ただ、ドレイモンドの欠場はGSWのトランジションOFに大きな影響を及ぼしていると考えます。
あまり話題に上がりませんが、彼のボールプッシュ能力はリーグ内でも有数のものだと筆者は考えており、彼の欠場により、GSWのペースも落ちてしまっているのではないでしょうか?
これも確認してみましょう。
📝ドレイモンドのOn/Offコートでのペース
・ドレイモンド On 102.02 (リーグ6位相当)
・ドレイモンド Off 99.81 (リーグ13位相当)
やはり、彼がコートに立つとGSWのペースは速くなります。
以上1から3までが、筆者が考えるトランジションOF数値が低い要因です。
ドレイモンドの復帰で多少の改善を狙いたいところですね。
以上で第1章終了です。
📍第2章 トランジションDFから考えるGSW
第2章では、トランジションDFの側面から今季GSWについて考えてみます。
第1章の冒頭で、「トランジションOFはイージーバスケットを生み出す必須要素である」と述べました。
そのため、DF側のチームは相手にトランジションOFで得点されることを避けたいはずです。
では、守れなければ「敗北」に直結するトランジションDFにおいて、GSWはどのような成績を残しているのでしょうか?
この章は以下の構成となっています。
①ショットクロックの観点から考えるDF
②PossessionとPPPの観点から考えるDF
③トランジションDFがリーグ下位クラスな理由考察
それでは、それぞれについて詳しく解説します。
①ショットクロックの観点から考えるDF
第1章でも述べましたが、本記事では、トランジションを「ショットクロック残り24秒から18秒の間」と定義します。

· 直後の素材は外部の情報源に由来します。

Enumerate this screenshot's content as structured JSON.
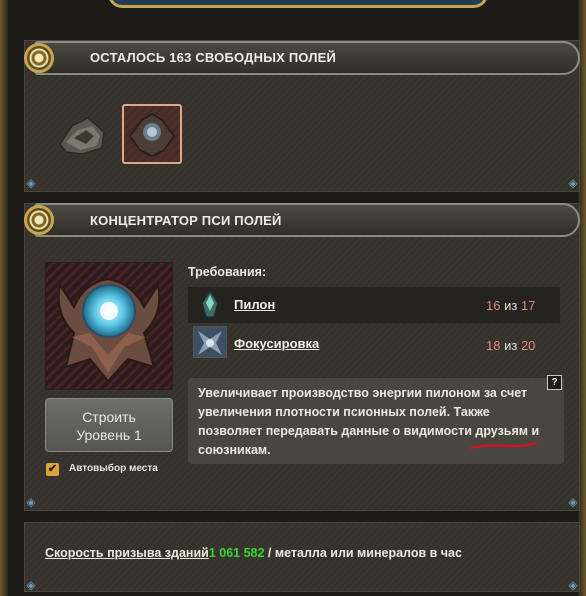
{
  "fields_panel": {
    "title": "ОСТАЛОСЬ 163 СВОБОДНЫХ ПОЛЕЙ",
    "slots": [
      {
        "icon": "pylon-building-icon",
        "selected": false
      },
      {
        "icon": "psi-field-concentrator-icon",
        "selected": true
      }
    ]
  },
  "building_panel": {
    "title": "КОНЦЕНТРАТОР ПСИ ПОЛЕЙ",
    "image_icon": "psi-field-concentrator-icon",
    "build_button": {
      "line1": "Строить",
      "line2": "Уровень 1"
    },
    "auto_select": {
      "label": "Автовыбор места",
      "checked": true,
      "check_glyph": "✔"
    },
    "requirements_label": "Требования:",
    "requirements": [
      {
        "name": "Пилон",
        "have": "16",
        "sep": "из",
        "need": "17",
        "icon": "pylon-icon"
      },
      {
        "name": "Фокусировка",
        "have": "18",
        "sep": "из",
        "need": "20",
        "icon": "focusing-icon"
      }
    ],
    "help_glyph": "?",
    "description": "Увеличивает производство энергии пилоном за счет увеличения плотности псионных полей. Также позволяет передавать данные о видимости друзьям и союзникам."
  },
  "summon_panel": {
    "label": "Скорость призыва зданий",
    "value": "1 061 582",
    "suffix": " / металла или минералов в час",
    "value_color": "#39d43a"
  },
  "colors": {
    "accent_gold": "#c8a64e",
    "requirement_count": "#e08a78",
    "underline_annotation": "#d6121a"
  }
}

では、GSWはこのトランジションDFにおいて、どのような成績を残しているのでしょうか?
ショットクロックごとのスタッツを見ていきます。
📝GSWの24秒から22秒以内の被ショットスタッツ
・被FGA 2.5本(リーグ22位)
・被FGM 1.4本(リーグ19位)
・被FG% 56.4%(リーグ12位)
📝GSWの22秒から18秒以内の被ショットスタッツ
・被FGA 11.3本(リーグ6位)
・被FGM 6.3本(リーグ8位)
・被FG% 55.5%(リーグ16位)
被ショットスタッツは、リーグ順位が低いほど数値が良いことになります。
よって、24秒から22秒以内の被ショットスタッツは、良いとは言えませんが、リーグ中位程度なので、悪いとも言えません。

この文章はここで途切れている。